The encoder extracts a fixed length vector representation
from a variable-length source sequence of symbols, while the decoder generates from this
fixed length representation a new variable-length target sequence of symbols.
Examples of such network were proposed by Cho et al. 2014 and Sutskever et al. 2014.
However, a basic RNN architecture runs into vanishing gradient problem in deep network
and consequently cannot well capture long-range dependencies, or dependencies that span
a long interval. Since the review by Bengio et al. in 2013, lots of progress has been made
to address this problem. Some of these models will be discussed in future posts.
(to be continued)
References
Andrew Ng in Sequence Models, 5th course in the Deep Learning Specialization on Coursera.

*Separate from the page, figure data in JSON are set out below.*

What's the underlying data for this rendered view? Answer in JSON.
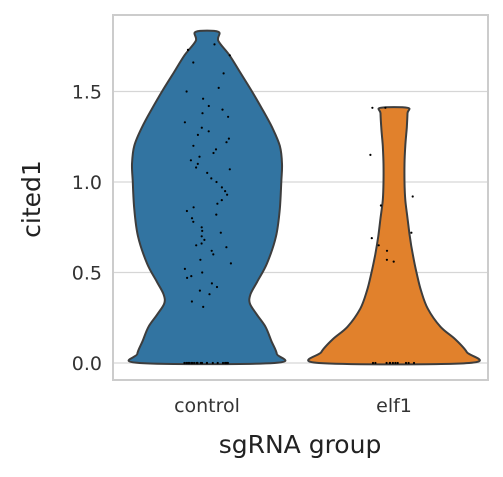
{
  "chart_data": {
    "type": "violin",
    "title": "",
    "xlabel": "sgRNA group",
    "ylabel": "cited1",
    "categories": [
      "control",
      "elf1"
    ],
    "ylim": [
      -0.1,
      1.93
    ],
    "yticks": [
      0.0,
      0.5,
      1.0,
      1.5
    ],
    "ytick_labels": [
      "0.0",
      "0.5",
      "1.0",
      "1.5"
    ],
    "grid": "horizontal",
    "legend": "none",
    "colors": {
      "control": "#3274a1",
      "elf1": "#e1812c",
      "outline": "#3d3d3d",
      "points": "#000000",
      "grid": "#d6d6d6",
      "frame": "#cccccc"
    },
    "violins": [
      {
        "category": "control",
        "color": "#3274a1",
        "ymax": 1.83,
        "density_profile": [
          [
            0.0,
            0.9
          ],
          [
            0.05,
            0.93
          ],
          [
            0.12,
            0.86
          ],
          [
            0.2,
            0.78
          ],
          [
            0.27,
            0.66
          ],
          [
            0.33,
            0.57
          ],
          [
            0.38,
            0.58
          ],
          [
            0.45,
            0.67
          ],
          [
            0.55,
            0.8
          ],
          [
            0.7,
            0.92
          ],
          [
            0.85,
            0.97
          ],
          [
            1.0,
            0.99
          ],
          [
            1.1,
            1.0
          ],
          [
            1.2,
            0.97
          ],
          [
            1.3,
            0.87
          ],
          [
            1.4,
            0.74
          ],
          [
            1.5,
            0.6
          ],
          [
            1.6,
            0.45
          ],
          [
            1.7,
            0.3
          ],
          [
            1.78,
            0.15
          ],
          [
            1.83,
            0.15
          ]
        ],
        "points": [
          0,
          0,
          0,
          0,
          0,
          0,
          0,
          0,
          0,
          0,
          0,
          0,
          0,
          0,
          0,
          0,
          0,
          0,
          0,
          0,
          0,
          0,
          0,
          0,
          0.31,
          0.34,
          0.38,
          0.4,
          0.42,
          0.44,
          0.47,
          0.48,
          0.5,
          0.52,
          0.55,
          0.57,
          0.6,
          0.62,
          0.64,
          0.65,
          0.66,
          0.68,
          0.7,
          0.72,
          0.73,
          0.75,
          0.78,
          0.8,
          0.82,
          0.84,
          0.86,
          0.88,
          0.9,
          0.93,
          0.95,
          0.97,
          1.0,
          1.02,
          1.05,
          1.07,
          1.08,
          1.1,
          1.12,
          1.14,
          1.16,
          1.18,
          1.2,
          1.22,
          1.24,
          1.26,
          1.28,
          1.3,
          1.33,
          1.36,
          1.38,
          1.4,
          1.42,
          1.46,
          1.5,
          1.52,
          1.6,
          1.66,
          1.7,
          1.73,
          1.76
        ]
      },
      {
        "category": "elf1",
        "color": "#e1812c",
        "ymax": 1.41,
        "density_profile": [
          [
            0.0,
            1.0
          ],
          [
            0.06,
            0.97
          ],
          [
            0.13,
            0.82
          ],
          [
            0.2,
            0.62
          ],
          [
            0.3,
            0.45
          ],
          [
            0.4,
            0.36
          ],
          [
            0.5,
            0.3
          ],
          [
            0.6,
            0.25
          ],
          [
            0.7,
            0.21
          ],
          [
            0.8,
            0.18
          ],
          [
            0.9,
            0.15
          ],
          [
            1.0,
            0.14
          ],
          [
            1.1,
            0.14
          ],
          [
            1.2,
            0.15
          ],
          [
            1.3,
            0.17
          ],
          [
            1.38,
            0.18
          ],
          [
            1.41,
            0.18
          ]
        ],
        "points": [
          0,
          0,
          0,
          0,
          0,
          0,
          0,
          0,
          0,
          0,
          0,
          0.56,
          0.57,
          0.62,
          0.65,
          0.69,
          0.72,
          0.87,
          0.92,
          1.15,
          1.41,
          1.41
        ]
      }
    ]
  }
}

Bengio, Lewandowski, and Pascanu, "Advances in optimizing recurrent networks",
In Proceedings of the 38th International Conference on Acoustics, Speech, and Signal Processing (ICASSP), 2013.
Cho, van Merrienboer, Gulcehre, Bougares, Schwenk, and Bengio,
"Learning phrase representations using RNN encoder-decoder for statistical machine translation.",
in Proceedings of the Empiricial Methods in Natural Language Processing (EMNLP), 2014.
Sutskever, Vinyals, and Le, "Sequence to sequence learning with neural networks",
in Advances in Neural Information Processing Systems (NIPS), 2014.